Marie-Soleil Tougas (May 3, 1970 – August 10, 1997) was an actress and TV host based in Quebec, Canada.

Biography

Television career 
She began her career as a teenager in the role of Zoe in the soap opera Peau de banane, then continued as a young adult in Chop suey, Chambres en ville, Ent'Cadieux and Jasmine.

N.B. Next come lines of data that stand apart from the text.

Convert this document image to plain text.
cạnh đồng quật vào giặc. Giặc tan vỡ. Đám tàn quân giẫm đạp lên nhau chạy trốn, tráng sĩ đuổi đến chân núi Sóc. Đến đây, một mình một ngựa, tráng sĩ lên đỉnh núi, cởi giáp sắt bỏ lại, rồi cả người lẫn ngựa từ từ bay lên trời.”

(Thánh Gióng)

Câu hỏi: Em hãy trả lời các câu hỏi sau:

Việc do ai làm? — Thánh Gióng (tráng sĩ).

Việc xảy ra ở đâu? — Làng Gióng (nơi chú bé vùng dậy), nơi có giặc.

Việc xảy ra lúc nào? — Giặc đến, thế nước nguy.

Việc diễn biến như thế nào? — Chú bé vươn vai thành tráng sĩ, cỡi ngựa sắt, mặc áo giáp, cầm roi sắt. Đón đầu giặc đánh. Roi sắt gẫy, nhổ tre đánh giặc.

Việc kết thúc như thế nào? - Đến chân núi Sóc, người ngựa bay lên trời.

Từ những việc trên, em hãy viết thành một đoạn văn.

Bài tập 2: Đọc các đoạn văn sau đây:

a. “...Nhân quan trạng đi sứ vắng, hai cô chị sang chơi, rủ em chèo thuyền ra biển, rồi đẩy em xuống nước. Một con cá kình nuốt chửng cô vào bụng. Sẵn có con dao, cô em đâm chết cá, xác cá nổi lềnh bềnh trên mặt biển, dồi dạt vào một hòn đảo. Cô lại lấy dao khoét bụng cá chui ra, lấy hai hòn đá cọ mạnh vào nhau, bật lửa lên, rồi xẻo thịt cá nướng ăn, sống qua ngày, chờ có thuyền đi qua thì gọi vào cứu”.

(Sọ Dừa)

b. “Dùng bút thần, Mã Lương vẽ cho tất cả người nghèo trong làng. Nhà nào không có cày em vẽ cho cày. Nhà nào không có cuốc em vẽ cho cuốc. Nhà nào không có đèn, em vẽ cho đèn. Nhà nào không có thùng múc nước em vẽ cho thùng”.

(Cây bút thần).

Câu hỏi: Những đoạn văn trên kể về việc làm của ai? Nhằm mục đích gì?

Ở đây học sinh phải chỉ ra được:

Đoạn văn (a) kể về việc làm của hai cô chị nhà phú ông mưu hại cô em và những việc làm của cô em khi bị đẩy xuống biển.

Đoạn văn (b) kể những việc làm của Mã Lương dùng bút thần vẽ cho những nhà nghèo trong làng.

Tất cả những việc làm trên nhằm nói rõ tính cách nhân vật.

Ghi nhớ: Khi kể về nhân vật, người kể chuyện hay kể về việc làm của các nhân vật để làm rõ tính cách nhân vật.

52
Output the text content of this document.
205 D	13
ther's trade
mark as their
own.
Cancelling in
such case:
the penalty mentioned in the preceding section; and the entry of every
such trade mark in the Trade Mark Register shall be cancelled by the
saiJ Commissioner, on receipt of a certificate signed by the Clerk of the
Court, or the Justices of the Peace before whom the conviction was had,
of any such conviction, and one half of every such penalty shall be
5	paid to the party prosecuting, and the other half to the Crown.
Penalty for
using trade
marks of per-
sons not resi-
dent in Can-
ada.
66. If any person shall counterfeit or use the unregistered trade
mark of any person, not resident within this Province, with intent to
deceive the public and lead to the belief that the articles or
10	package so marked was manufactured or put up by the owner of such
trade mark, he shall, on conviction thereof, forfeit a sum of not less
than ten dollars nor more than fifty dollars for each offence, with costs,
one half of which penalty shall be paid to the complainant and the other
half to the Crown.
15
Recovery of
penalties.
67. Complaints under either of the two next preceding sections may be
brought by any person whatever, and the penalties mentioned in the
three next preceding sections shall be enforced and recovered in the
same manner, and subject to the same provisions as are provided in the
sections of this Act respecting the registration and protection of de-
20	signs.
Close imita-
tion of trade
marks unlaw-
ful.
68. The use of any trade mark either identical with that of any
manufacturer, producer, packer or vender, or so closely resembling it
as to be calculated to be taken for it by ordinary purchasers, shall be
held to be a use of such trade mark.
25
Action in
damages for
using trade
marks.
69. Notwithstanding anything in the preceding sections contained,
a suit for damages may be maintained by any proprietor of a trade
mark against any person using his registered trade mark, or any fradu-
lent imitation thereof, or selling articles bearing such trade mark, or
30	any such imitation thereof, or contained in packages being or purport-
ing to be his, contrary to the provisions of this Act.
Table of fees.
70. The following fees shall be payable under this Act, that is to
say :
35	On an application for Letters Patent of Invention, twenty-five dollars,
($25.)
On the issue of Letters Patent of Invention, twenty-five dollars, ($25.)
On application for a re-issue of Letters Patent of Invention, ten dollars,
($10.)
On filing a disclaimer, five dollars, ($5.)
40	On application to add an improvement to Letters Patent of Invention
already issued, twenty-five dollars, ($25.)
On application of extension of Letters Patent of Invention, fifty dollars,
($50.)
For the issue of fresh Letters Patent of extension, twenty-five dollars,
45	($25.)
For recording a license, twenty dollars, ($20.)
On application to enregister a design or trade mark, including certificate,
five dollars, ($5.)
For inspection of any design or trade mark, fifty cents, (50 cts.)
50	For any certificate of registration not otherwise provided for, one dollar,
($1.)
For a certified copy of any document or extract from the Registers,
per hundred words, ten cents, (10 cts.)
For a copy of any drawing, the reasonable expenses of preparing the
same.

She also co-hosted the show Fort Boyard (with Guy Mongrain) and The Débrouillards alongside Gregory Charles. She appeared in numerous advertising campaigns including a campaign for condom use as well as those of Toyota dealers. She was well known as a spokesperson for the Éduc'alcool organization,  promoting responsible alcohol consumption, for her involvement in the cause of disabled children, and as a spokesperson for Operation Enfant Soleil and host of the annual telethon of the foundation.

Plane crash 
She died with her boyfriend Jean-Claude Lauzon when their plane crashed near Ungava Bay in northern Quebec on August 10, 1997. Patrice L'Écuyer and Gaston Lepage, who followed them in another plane, were the first to see the accident. The funerals were broadcast on TVA.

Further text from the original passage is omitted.